Consequently the first player should choose $t$ as close to $0$ as desired. The guaranteed value approaches

$$\frac{\sqrt3}{4}.$$

Since the side $AB$ includes the endpoint $A$, the choice $t=0$ is allowed and yields exactly this value. For $t=0$,

$$M(0,s)=\max(s,1)=1$$

for every $s$.

Hence the largest area the first player can guarantee is

$$\boxed{\frac{\sqrt3}{4}}.$$

To verify optimality, compare two concrete first moves. For $t=0$ the guaranteed area is $\frac{\sqrt3}{4}$. For $t=\frac12$ the guaranteed area is

$$\frac{\sqrt3}{4}\cdot \frac{(1/2)^2}{3/2} = \frac{\sqrt3}{24},$$

which is much smaller. Thus moving away from $A$ decreases the guarantee.

Part (b)

The squared side lengths are

$$XY^2=t^2-ts+s^2,$$

$$YZ^2=u^2-us+s^2,$$

$$ZX^2=t^2-tu+u^2.$$

For any nonnegative $a,b$,

$$a^2-ab+b^2 = \left(a-\frac b2\right)^2+\frac34 b^2.$$

Applying this identity,

$$XY\ge\frac{\sqrt3}{2}s, \qquad YZ\ge\frac{\sqrt3}{2}s,$$

with equality exactly when

$$t=\frac s2,\qquad u=\frac s2.$$

For these values,

$$ZX^2 = \left(\frac s2\right)^2 - \left(\frac s2\right)^2 + \left(\frac s2\right)^2 = \frac{s^2}{4},$$

which is incorrect for simultaneous equality of all three sides, so we compute directly:

$$ZX^2=t^2-tu+u^2 = \frac{s^2}{4},$$

hence

$$ZX=\frac s2.$$

The perimeter at $t=u=s/2$ is

$$P=s\left(\sqrt3+\frac12\right).$$

This shows that the earlier exploratory guess was wrong and must be corrected. We now minimize the perimeter rigorously.

Let

$$P(t,u)=\sqrt{t^2-ts+s^2} +\sqrt{u^2-us+s^2} +\sqrt{t^2-tu+u^2}.$$

For fixed $s$, the function is convex in $(t,u)$ because each summand is the square root of a positive definite quadratic form. The minimum is therefore characterized by the stationary point.

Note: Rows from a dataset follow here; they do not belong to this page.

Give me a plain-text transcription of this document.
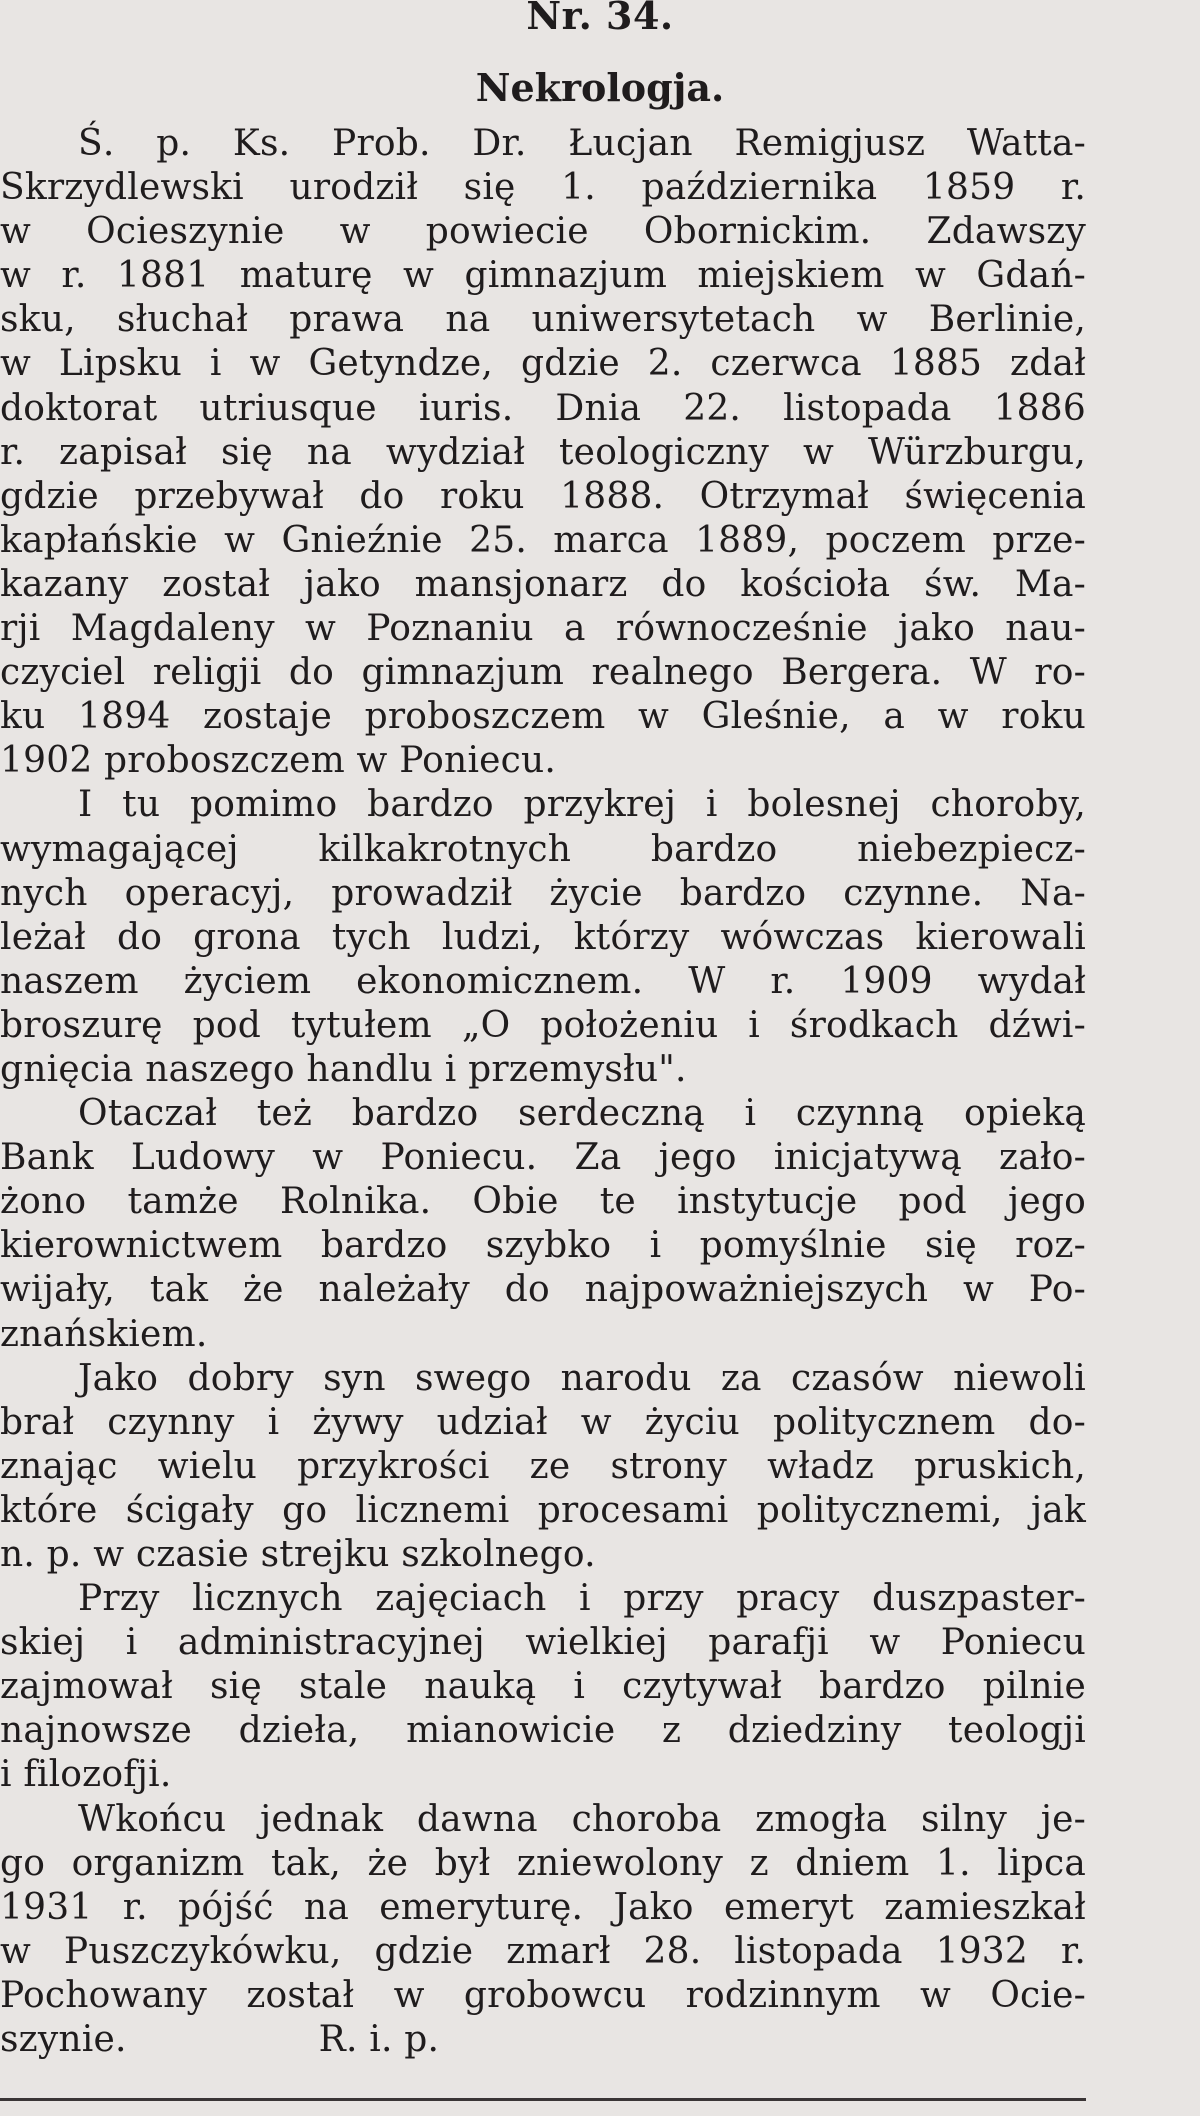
Nr. 34.
Nekrologja.
Ś. p. Ks. Prob. Dr. Łucjan Remigjusz Watta-
Skrzydlewski urodził się 1. października 1859 r.
w Ocieszynie w powiecie Obornickim. Zdawszy
w r. 1881 maturę w gimnazjum miejskiem w Gdań-
sku, słuchał prawa na uniwersytetach w Berlinie,
w Lipsku i w Getyndze, gdzie 2. czerwca 1885 zdał
doktorat utriusque iuris. Dnia 22. listopada 1886
r. zapisał się na wydział teologiczny w Würzburgu,
gdzie przebywał do roku 1888. Otrzymał święcenia
kapłańskie w Gnieźnie 25. marca 1889, poczem prze-
kazany został jako mansjonarz do kościoła św. Ma-
rji Magdaleny w Poznaniu a równocześnie jako nau-
czyciel religji do gimnazjum realnego Bergera. W ro-
ku 1894 zostaje proboszczem w Gleśnie, a w roku
1902 proboszczem w Poniecu.
I tu pomimo bardzo przykrej i bolesnej choroby,
wymagającej kilkakrotnych bardzo niebezpiecz-
nych operacyj, prowadził życie bardzo czynne. Na-
leżał do grona tych ludzi, którzy wówczas kierowali
naszem życiem ekonomicznem. W r. 1909 wydał
broszurę pod tytułem „O położeniu i środkach dźwi-
gnięcia naszego handlu i przemysłu".
Otaczał też bardzo serdeczną i czynną opieką
Bank Ludowy w Poniecu. Za jego inicjatywą zało-
żono tamże Rolnika. Obie te instytucje pod jego
kierownictwem bardzo szybko i pomyślnie się roz-
wijały, tak że należały do najpoważniejszych w Po-
znańskiem.
Jako dobry syn swego narodu za czasów niewoli
brał czynny i żywy udział w życiu politycznem do-
znając wielu przykrości ze strony władz pruskich,
które ścigały go licznemi procesami politycznemi, jak
n. p. w czasie strejku szkolnego.
Przy licznych zajęciach i przy pracy duszpaster-
skiej i administracyjnej wielkiej parafji w Poniecu
zajmował się stale nauką i czytywał bardzo pilnie
najnowsze dzieła, mianowicie z dziedziny teologji
i filozofji.
Wkońcu jednak dawna choroba zmogła silny je-
go organizm tak, że był zniewolony z dniem 1. lipca
1931 r. pójść na emeryturę. Jako emeryt zamieszkał
w Puszczykówku, gdzie zmarł 28. listopada 1932 r.
Pochowany został w grobowcu rodzinnym w Ocie-
szynie.	R. i. p.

By symmetry, any interior minimizer satisfies $t=u=x$. Then

$$P(x)=2\sqrt{x^2-xs+s^2}+x.$$

Differentiating,

$$P'(x) = \frac{2x-s}{\sqrt{x^2-xs+s^2}} +1.$$

Setting $P'(x)=0$ gives

$$2x-s=-\sqrt{x^2-xs+s^2}.$$

Squaring,

$$4x^2-4sx+s^2=x^2-xs+s^2,$$

hence

$$3x^2-3sx=0.$$

Thus

$$x=0 \quad\text{or}\quad x=s.$$

Substituting,

$$P(0)=2s, \qquad P(s)=2s+s=3s.$$

Hence the minimum is attained at

$$t=u=0.$$

Geometrically, this means $X=A$ and $Z=A$.

The minimum perimeter for fixed $s$ is therefore

$$P_{\min}(s)=2s.$$

The second player chooses $s$ to maximize this quantity, obtaining

$$s=1.$$

Then

$$P_{\min}(1)=2.$$

If $s=1$, then $Y=C$ and the first player can indeed choose

$$X=Z=A,$$

giving perimeter

$$AC+AC+0=2.$$

No smaller value can be guaranteed, because the second player can force $s=1$.

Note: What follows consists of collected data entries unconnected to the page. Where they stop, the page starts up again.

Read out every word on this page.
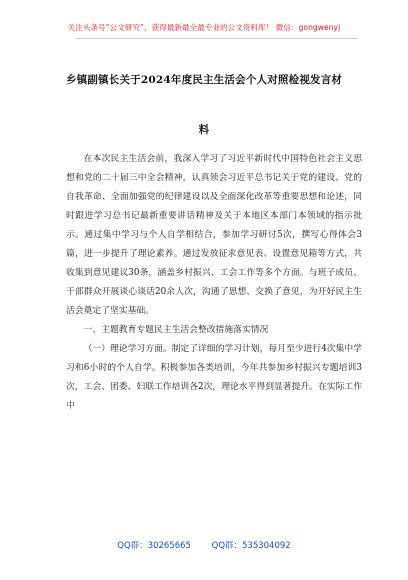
关注头条号“公文研究”，获得最新最全最专业的公文资料库！ 微信：gongwenyj
乡镇副镇长关于2024年度民主生活会个人对照检视发言材
料

在本次民主生活会前，我深入学习了习近平新时代中国特色社会主义思想和党的二十届三中全会精神，认真领会习近平总书记关于党的建设、党的自我革命、全面加强党的纪律建设以及全面深化改革等重要思想和论述，同时跟进学习总书记最新重要讲话精神及关于本地区本部门本领域的指示批示。通过集中学习与个人自学相结合，参加学习研讨5次，撰写心得体会3篇，进一步提升了理论素养。通过发放征求意见表、设置意见箱等方式，共收集到意见建议30条，涵盖乡村振兴、工会工作等多个方面。与班子成员、干部群众开展谈心谈话20余人次，沟通了思想、交换了意见，为开好民主生活会奠定了坚实基础。

一、主题教育专题民主生活会整改措施落实情况

（一）理论学习方面。制定了详细的学习计划，每月至少进行4次集中学习和6小时的个人自学。积极参加各类培训，今年共参加乡村振兴专题培训3次，工会、团委、妇联工作培训各2次，理论水平得到显著提升。在实际工作中

QQ群：30265665 QQ群：535304092
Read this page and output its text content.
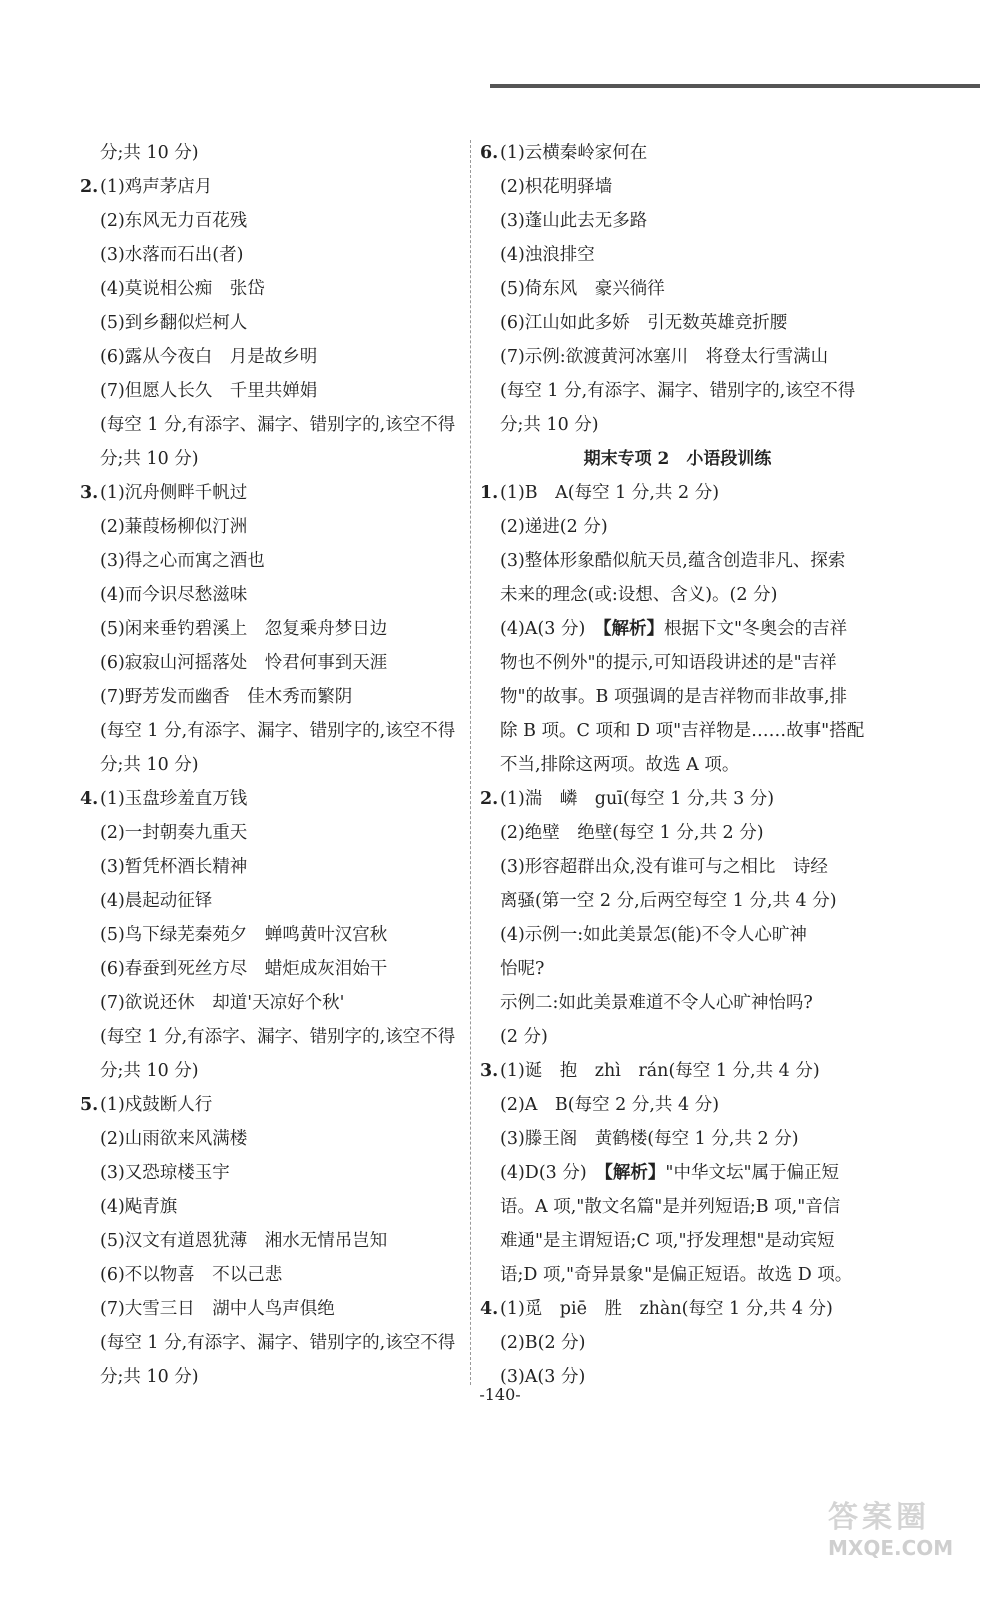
分;共 10 分)
2.(1)鸡声茅店月
(2)东风无力百花残
(3)水落而石出(者)
(4)莫说相公痴　张岱
(5)到乡翻似烂柯人
(6)露从今夜白　月是故乡明
(7)但愿人长久　千里共婵娟
(每空 1 分,有添字、漏字、错别字的,该空不得
分;共 10 分)
3.(1)沉舟侧畔千帆过
(2)蒹葭杨柳似汀洲
(3)得之心而寓之酒也
(4)而今识尽愁滋味
(5)闲来垂钓碧溪上　忽复乘舟梦日边
(6)寂寂山河摇落处　怜君何事到天涯
(7)野芳发而幽香　佳木秀而繁阴
(每空 1 分,有添字、漏字、错别字的,该空不得
分;共 10 分)
4.(1)玉盘珍羞直万钱
(2)一封朝奏九重天
(3)暂凭杯酒长精神
(4)晨起动征铎
(5)鸟下绿芜秦苑夕　蝉鸣黄叶汉宫秋
(6)春蚕到死丝方尽　蜡炬成灰泪始干
(7)欲说还休　却道'天凉好个秋'
(每空 1 分,有添字、漏字、错别字的,该空不得
分;共 10 分)
5.(1)戍鼓断人行
(2)山雨欲来风满楼
(3)又恐琼楼玉宇
(4)飐青旗
(5)汉文有道恩犹薄　湘水无情吊岂知
(6)不以物喜　不以己悲
(7)大雪三日　湖中人鸟声俱绝
(每空 1 分,有添字、漏字、错别字的,该空不得
分;共 10 分)
6.(1)云横秦岭家何在
(2)枳花明驿墙
(3)蓬山此去无多路
(4)浊浪排空
(5)倚东风　豪兴徜徉
(6)江山如此多娇　引无数英雄竞折腰
(7)示例:欲渡黄河冰塞川　将登太行雪满山
(每空 1 分,有添字、漏字、错别字的,该空不得
分;共 10 分)
期末专项 2　小语段训练
1.(1)B　A(每空 1 分,共 2 分)
(2)递进(2 分)
(3)整体形象酷似航天员,蕴含创造非凡、探索
未来的理念(或:设想、含义)。(2 分)
(4)A(3 分)　【解析】根据下文"冬奥会的吉祥
物也不例外"的提示,可知语段讲述的是"吉祥
物"的故事。B 项强调的是吉祥物而非故事,排
除 B 项。C 项和 D 项"吉祥物是……故事"搭配
不当,排除这两项。故选 A 项。
2.(1)湍　嶙　guī(每空 1 分,共 3 分)
(2)绝壁　绝壁(每空 1 分,共 2 分)
(3)形容超群出众,没有谁可与之相比　诗经
离骚(第一空 2 分,后两空每空 1 分,共 4 分)
(4)示例一:如此美景怎(能)不令人心旷神
怡呢?
示例二:如此美景难道不令人心旷神怡吗?
(2 分)
3.(1)诞　抱　zhì　rán(每空 1 分,共 4 分)
(2)A　B(每空 2 分,共 4 分)
(3)滕王阁　黄鹤楼(每空 1 分,共 2 分)
(4)D(3 分)　【解析】"中华文坛"属于偏正短
语。A 项,"散文名篇"是并列短语;B 项,"音信
难通"是主谓短语;C 项,"抒发理想"是动宾短
语;D 项,"奇异景象"是偏正短语。故选 D 项。
4.(1)觅　piē　胜　zhàn(每空 1 分,共 4 分)
(2)B(2 分)
(3)A(3 分)
-140-
答案圈
MXQE.COM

Therefore the smallest perimeter the first player can guarantee is

$$\boxed{2}.$$

Verification of Key Steps

For the area game, the critical point is the passage from the determinant formula to the minimax value. After fixing $t$ and $s$, the dependence on $u$ is affine. A linear function can attain its maximum absolute value only at an endpoint of the interval. Replacing this by an interior optimization would give an incorrect game value.

The second delicate step is solving

$$\min_s\max!\bigl((1-t)s,\ 1-t-ts\bigr).$$

If the two quantities are unequal, moving $s$ toward their intersection decreases the larger one and increases the smaller one. Hence the maximum is minimized exactly at equality.

For the perimeter game, a tempting but incorrect argument is to minimize each side independently. Doing so suggests $t=u=s/2$, but that does not minimize the sum. Substituting $s=1$ gives perimeter

$$\sqrt3+\frac12\approx2.232,$$

whereas choosing $t=u=0$ gives perimeter $2$. The explicit comparison shows why minimizing individual summands is insufficient.

Alternative Approaches

For part (a), barycentric coordinates provide a shorter route. The area of $XYZ$ can be expressed directly as a bilinear form in the side parameters $t,s,u$. Since the final parameter enters linearly, the last move again occurs at an endpoint, reducing the problem to a one-variable minimax optimization.

For part (b), one may use vector geometry. Writing the side lengths as norms of affine combinations of the edge vectors of the equilateral triangle, the perimeter becomes a convex function of the two variables chosen by the first player. Symmetry shows that a minimizer must satisfy $t=u$, and the resulting one-variable problem immediately yields $t=u=0$. The coordinate computation used above is preferable because every step is explicit and requires no convex-analysis machinery.